これまで何度もランディングページ制作に携わる機会があったが、特に入社して1年ほどはうまくデザインをまとめることができず、苦しい思いをすることが多かった。
つまずいたことを思い返すと数え切れない。訴求ポイントをしっかり把握しないまま手を動かしていたこと、提供された原稿やワイヤーフレームをそのまま反映して発想に自由さがなかったこと、表現の引き出しが少なく全体的にワンパターンになることなどは、特に記憶している。
しかし2年の経験を重ねた今は自分なりに気をつけるポイントが見えてきた。そこに注意することで、魅力的で内容が伝わりやすいデザインに仕上げることができる。振り返りとして、私が心がけているポイントをまとめてみたい。
内容に興味を持ってもらうためには、まずタイトルに目を留めてもらわなければならない。提供された原稿に見出しが無い場合、必ず結論やユーザーにとってのメリットを抜き出して、なるべく簡潔な表現でタイトルとして入れるようにしている。私はこの作業を、友人に自分の見てほしいものを語りかけるような感覚で作成している。
その見出しの中でも一番ユーザーに伝えたい言葉や文章が読み飛ばされないように、セクションタイトルをその他の文字サイズよりも大きめに設定し、なおかつその中で最も読んでほしい部分を抜粋しアクセント表現を付けることでメリハリが生まれ、目に留まりやすくなる。蛍光ペンで下線を引いたり、文字の頭にドットを付けたりする表現は汎用的に使いやすい表現だ。
例えば、写真を使用する際に四角くトリミングした写真をただ並べるだけだとどことなく単調で、ランディングページ特有の”スペシャルページ感”が出ない。画面に動きを出すためには、円や角丸で写真をトリミングをしたり、写真の一部をあえてはみ出させる加工を施したりすると、単調な印象から抜け出すことができる。
デザインの4つの基本原則のうちの一つ「近接」を徹底させてメリハリのあるマージンを設定する。例えば、それぞれのセクションが近いと別の情報グループとして認識しづらい。ランディングページはどんどんスクロールして読み進められるので、全体的に各要素を大きくして広めのマージンをとるのがポイントだと考えている。
クライアントやディレクターから提供されたワイヤーフレームの構成や指示が絶対に正しいとは言い切れない。提供された元情報があっても「このタイトルで読んでもらえるか?」「この構成で伝わるのだろうか?」と、再度考えることを心掛けている。自分ならどう考えるか?と常に問い続けることが大切になる。

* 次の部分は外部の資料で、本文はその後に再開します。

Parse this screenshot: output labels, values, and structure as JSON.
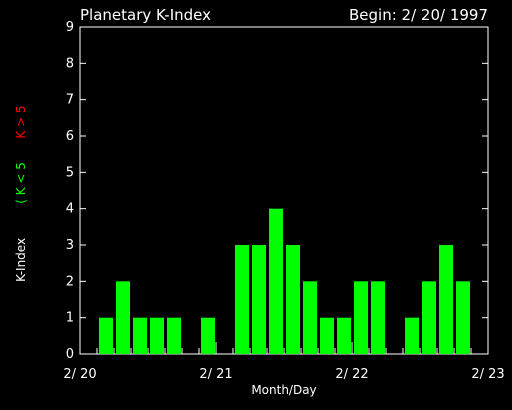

ランディングページは1ページ内に多くの情報が掲載されるため、読んでいて飽きさせないための工夫が必須だ。なにも奇抜な装飾にしなければいけないわけではないが、文字サイズや色、セクションごとのデザインには明確な差をつける、同じレイアウトパターンを使いまわさないといった工夫で、見ていて飽きの来ないデザインに仕上げることができる。

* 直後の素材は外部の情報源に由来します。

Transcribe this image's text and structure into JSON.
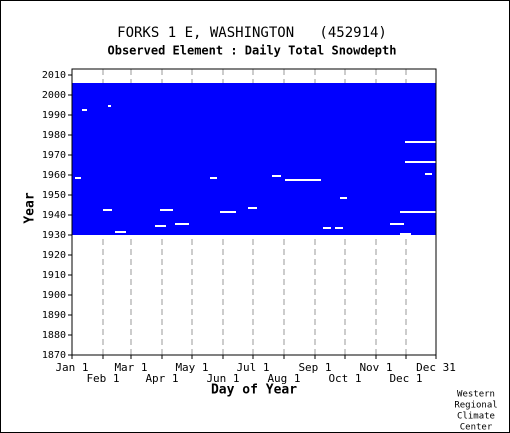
{
  "chart_data": {
    "type": "coverage",
    "title": "FORKS 1 E, WASHINGTON   (452914)",
    "subtitle": "Observed Element : Daily Total Snowdepth",
    "xlabel": "Day of Year",
    "ylabel": "Year",
    "credit": [
      "Western",
      "Regional",
      "Climate",
      "Center"
    ],
    "color": "#0000ff",
    "xlim": [
      1,
      365
    ],
    "xticks": [
      {
        "value": 1,
        "label": "Jan 1"
      },
      {
        "value": 32,
        "label": "Feb 1"
      },
      {
        "value": 60,
        "label": "Mar 1"
      },
      {
        "value": 91,
        "label": "Apr 1"
      },
      {
        "value": 121,
        "label": "May 1"
      },
      {
        "value": 152,
        "label": "Jun 1"
      },
      {
        "value": 182,
        "label": "Jul 1"
      },
      {
        "value": 213,
        "label": "Aug 1"
      },
      {
        "value": 244,
        "label": "Sep 1"
      },
      {
        "value": 274,
        "label": "Oct 1"
      },
      {
        "value": 305,
        "label": "Nov 1"
      },
      {
        "value": 335,
        "label": "Dec 1"
      },
      {
        "value": 365,
        "label": "Dec 31"
      }
    ],
    "ylim": [
      1870,
      2013
    ],
    "yticks": [
      1870,
      1880,
      1890,
      1900,
      1910,
      1920,
      1930,
      1940,
      1950,
      1960,
      1970,
      1980,
      1990,
      2000,
      2010
    ],
    "observed_years": [
      1930,
      2005
    ],
    "missing": [
      {
        "year": 1976,
        "start_day": 334,
        "end_day": 365
      },
      {
        "year": 1966,
        "start_day": 334,
        "end_day": 365
      },
      {
        "year": 1941,
        "start_day": 329,
        "end_day": 365
      },
      {
        "year": 1960,
        "start_day": 354,
        "end_day": 360
      },
      {
        "year": 1957,
        "start_day": 214,
        "end_day": 249
      },
      {
        "year": 1959,
        "start_day": 201,
        "end_day": 209
      },
      {
        "year": 1958,
        "start_day": 139,
        "end_day": 145
      },
      {
        "year": 1958,
        "start_day": 4,
        "end_day": 9
      },
      {
        "year": 1931,
        "start_day": 44,
        "end_day": 54
      },
      {
        "year": 1941,
        "start_day": 149,
        "end_day": 164
      },
      {
        "year": 1943,
        "start_day": 177,
        "end_day": 185
      },
      {
        "year": 1930,
        "start_day": 329,
        "end_day": 339
      },
      {
        "year": 1942,
        "start_day": 32,
        "end_day": 40
      },
      {
        "year": 1934,
        "start_day": 84,
        "end_day": 94
      },
      {
        "year": 1935,
        "start_day": 104,
        "end_day": 117
      },
      {
        "year": 1933,
        "start_day": 252,
        "end_day": 259
      },
      {
        "year": 1933,
        "start_day": 264,
        "end_day": 271
      },
      {
        "year": 1948,
        "start_day": 269,
        "end_day": 275
      },
      {
        "year": 1942,
        "start_day": 89,
        "end_day": 101
      },
      {
        "year": 1992,
        "start_day": 11,
        "end_day": 15
      },
      {
        "year": 1994,
        "start_day": 37,
        "end_day": 39
      },
      {
        "year": 1935,
        "start_day": 319,
        "end_day": 332
      }
    ]
  }
}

自分の頭の中だけで表現を考え続けていてもなかなか答えは出ないし、時間だけが過ぎてしまって焦りが募る。先輩から特に言われ続けているのは、たくさんの参考を見て表現を盗み、自分の引き出しの中にストックしておくこと。この積み重ねが作業時間を大幅に縮めることになる。デザイン作業を開始する前に、すでに作業は始まっていると言える。

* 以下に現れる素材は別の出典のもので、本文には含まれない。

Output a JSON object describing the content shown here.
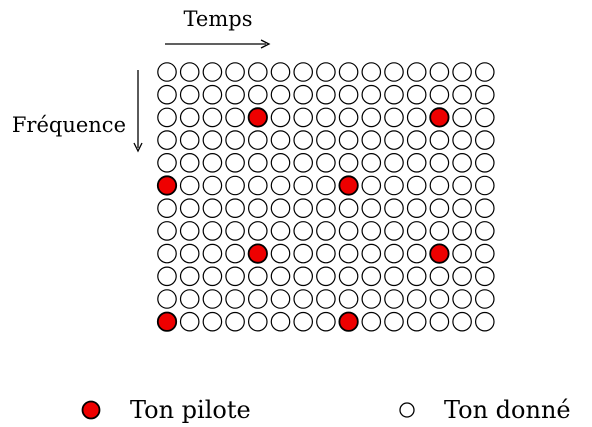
{
  "labels": {
    "time": "Temps",
    "frequency": "Fréquence"
  },
  "legend": {
    "pilot": "Ton pilote",
    "data": "Ton donné"
  },
  "colors": {
    "pilot_fill": "#ee0000",
    "data_fill": "#ffffff",
    "stroke": "#000000"
  },
  "grid": {
    "rows": 12,
    "cols": 15,
    "pilot_cells": [
      [
        2,
        4
      ],
      [
        2,
        12
      ],
      [
        5,
        0
      ],
      [
        5,
        8
      ],
      [
        8,
        4
      ],
      [
        8,
        12
      ],
      [
        11,
        0
      ],
      [
        11,
        8
      ]
    ]
  }
}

これらは最初からできたわけではなく、制作の回数を重ねた上で徐々に身についてきたものだ。ネット上に数多くあるデザインの参考を見ると、さまざまなTIPSや工夫が紹介されていてとても勉強になるが、やはり実際にアウトプットの経験が増えないと身についていかない。
工夫された魅力的なデザインを、先輩の力を借りずに自分だけで考え出すのは現在も決して楽なことではない。しかし、まずは自分自身の経験をひとつひとつ振り返って記録し、そのノウハウを活用しながら楽しんで制作する、ということが大切だ。
今後も「この商品だったらお問い合わせしたい!」と感じるようなデザインやコピーを第三者の目線に立って考えつつ、今度は後輩が制作で悩んでいる時にアドバイスできるようにしたい。